Now the same thing has just happened in Los Angeles County. In February, the Los Angeles County Superior Court record terminals no longer allow you to input the date of birth to confirm the identity of a convicted criminal. Those with common names with records cannot be segregated from those with no records. 

The reason for this is simple: Following the intent of the California Fresh Slate Initiative enacted on Jan. 1, 2023, policy is now shifting away from knowing the truth. Forgiveness for criminal acts, early release, and now hiding records, prevent landlords and employers from knowing who was convicted of a crime. 

This misguided notion is that if someone rents a unit or finds a job, they will suddenly become honest and law-abiding. 

Like the idea of putting a homeless person in housing, and then believing that they will instantly be free of drug addiction or mental illness, the state and local counties are trying to remove the stigma of criminal misconduct that otherwise may interfere with finding a place to rent or getting a job. 

Our politicians are encouraging a “fresh start approach” as though forgiving past behavior will correct future conduct. 

I can understand hoping, if given a chance, a person could be cured of selfish and criminal thinking. But statistics show that serial burglars, pedophiles, drug dealers and sexual predators, for example, often have impulses that are incurable.

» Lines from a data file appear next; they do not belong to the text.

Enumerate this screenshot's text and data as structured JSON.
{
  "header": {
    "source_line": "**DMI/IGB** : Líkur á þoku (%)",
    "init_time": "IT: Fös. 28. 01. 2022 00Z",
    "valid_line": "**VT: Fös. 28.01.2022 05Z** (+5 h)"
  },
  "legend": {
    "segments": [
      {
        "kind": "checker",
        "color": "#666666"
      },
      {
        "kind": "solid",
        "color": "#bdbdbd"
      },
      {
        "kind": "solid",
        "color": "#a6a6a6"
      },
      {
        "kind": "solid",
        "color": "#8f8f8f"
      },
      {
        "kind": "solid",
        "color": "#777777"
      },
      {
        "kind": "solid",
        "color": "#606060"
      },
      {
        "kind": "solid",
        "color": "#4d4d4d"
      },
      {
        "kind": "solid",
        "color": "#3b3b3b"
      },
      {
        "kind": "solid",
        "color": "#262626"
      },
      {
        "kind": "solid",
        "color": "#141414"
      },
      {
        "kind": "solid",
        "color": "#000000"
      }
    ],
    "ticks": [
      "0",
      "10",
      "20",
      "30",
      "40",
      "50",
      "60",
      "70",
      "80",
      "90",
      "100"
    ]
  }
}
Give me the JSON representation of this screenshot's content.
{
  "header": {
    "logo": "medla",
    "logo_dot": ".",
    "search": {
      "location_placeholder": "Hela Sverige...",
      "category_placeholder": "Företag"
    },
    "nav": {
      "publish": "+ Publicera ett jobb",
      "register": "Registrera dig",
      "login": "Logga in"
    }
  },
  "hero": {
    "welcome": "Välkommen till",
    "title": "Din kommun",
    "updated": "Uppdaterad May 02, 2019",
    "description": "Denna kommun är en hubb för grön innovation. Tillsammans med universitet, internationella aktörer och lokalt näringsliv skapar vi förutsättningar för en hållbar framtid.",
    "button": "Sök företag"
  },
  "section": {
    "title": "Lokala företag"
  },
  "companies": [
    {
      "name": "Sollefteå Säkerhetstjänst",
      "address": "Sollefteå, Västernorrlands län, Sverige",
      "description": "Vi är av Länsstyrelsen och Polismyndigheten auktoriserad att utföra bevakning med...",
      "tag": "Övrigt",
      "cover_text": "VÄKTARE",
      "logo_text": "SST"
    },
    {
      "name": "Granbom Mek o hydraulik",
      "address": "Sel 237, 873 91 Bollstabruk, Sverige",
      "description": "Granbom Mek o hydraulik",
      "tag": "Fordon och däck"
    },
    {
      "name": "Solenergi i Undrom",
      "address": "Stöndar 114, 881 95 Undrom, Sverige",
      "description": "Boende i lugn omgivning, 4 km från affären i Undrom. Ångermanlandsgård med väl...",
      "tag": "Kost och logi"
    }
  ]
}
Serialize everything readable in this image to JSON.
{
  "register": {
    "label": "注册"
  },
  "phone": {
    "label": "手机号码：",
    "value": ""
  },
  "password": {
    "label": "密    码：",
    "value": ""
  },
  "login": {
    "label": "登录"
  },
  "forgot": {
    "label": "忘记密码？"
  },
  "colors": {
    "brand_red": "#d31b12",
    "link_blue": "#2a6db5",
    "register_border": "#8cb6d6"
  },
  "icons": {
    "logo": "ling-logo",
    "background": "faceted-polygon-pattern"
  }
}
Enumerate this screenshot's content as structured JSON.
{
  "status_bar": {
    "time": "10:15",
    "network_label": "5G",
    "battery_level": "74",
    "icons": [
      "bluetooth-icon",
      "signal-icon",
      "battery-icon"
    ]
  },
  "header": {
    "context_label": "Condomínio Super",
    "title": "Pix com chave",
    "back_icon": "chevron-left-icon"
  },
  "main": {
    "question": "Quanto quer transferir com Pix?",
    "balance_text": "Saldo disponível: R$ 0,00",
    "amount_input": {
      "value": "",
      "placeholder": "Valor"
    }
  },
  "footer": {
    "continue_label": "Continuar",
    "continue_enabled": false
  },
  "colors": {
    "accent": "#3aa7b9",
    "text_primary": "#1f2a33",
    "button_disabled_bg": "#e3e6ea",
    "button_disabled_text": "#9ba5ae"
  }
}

These folks should not be released from incarceration, no less living next door and putting our families or co-workers at risk. 

Obviously, DUI and unlicensed driver convictions, which are the most common criminal offenses, are not that important and also show on a driver’s record. But I think having a co-worker or neighbor convicted multiple times for aggravated assault, fraud, sexual misconduct, hard drug use, or murder would make us all nervous. 

Having overseen over a million background checks over my 25 years as a private investigator, I never thought this day would come — that public records would be withheld from the public. 

Most readers probably don’t know that criminal records in California are kept in separate database indexes for each county. There is no one California site to check for California records. 

State bureaus of corrections, the prisons, in kind also keep their records in separate data bases from every other state. 

Proper searches must be performed by hand, county by county and state by state. There is no valid “instant search” or “national search” online. If you read the fine print on a website for instant searches, a disclaimer will essentially say their search is invalid and for entertainment purposes only. 

How will this change in Los Angeles County data access impact us? 

Know that the majority of landlords, property managers, talent search firms and employers don’t do a background check at all. Those that do often run an “instant background check” online, which is a wholly ineffective method, does not meet federal or state law definitions as a valid search, and are valid for “entertainment purposes only.” 

There is a duty of every employer and landlord to keep those in their units or at their work safe. 

Obviously, our outrage will have minimal political impact. So how do we pivot from here? 

First, forget the cheap and useless instant online search products. Private investigations firms have access to confidential information and can get more data than are available only through the courts. Just realize a true search may cost somewhere between $50-$100 per person.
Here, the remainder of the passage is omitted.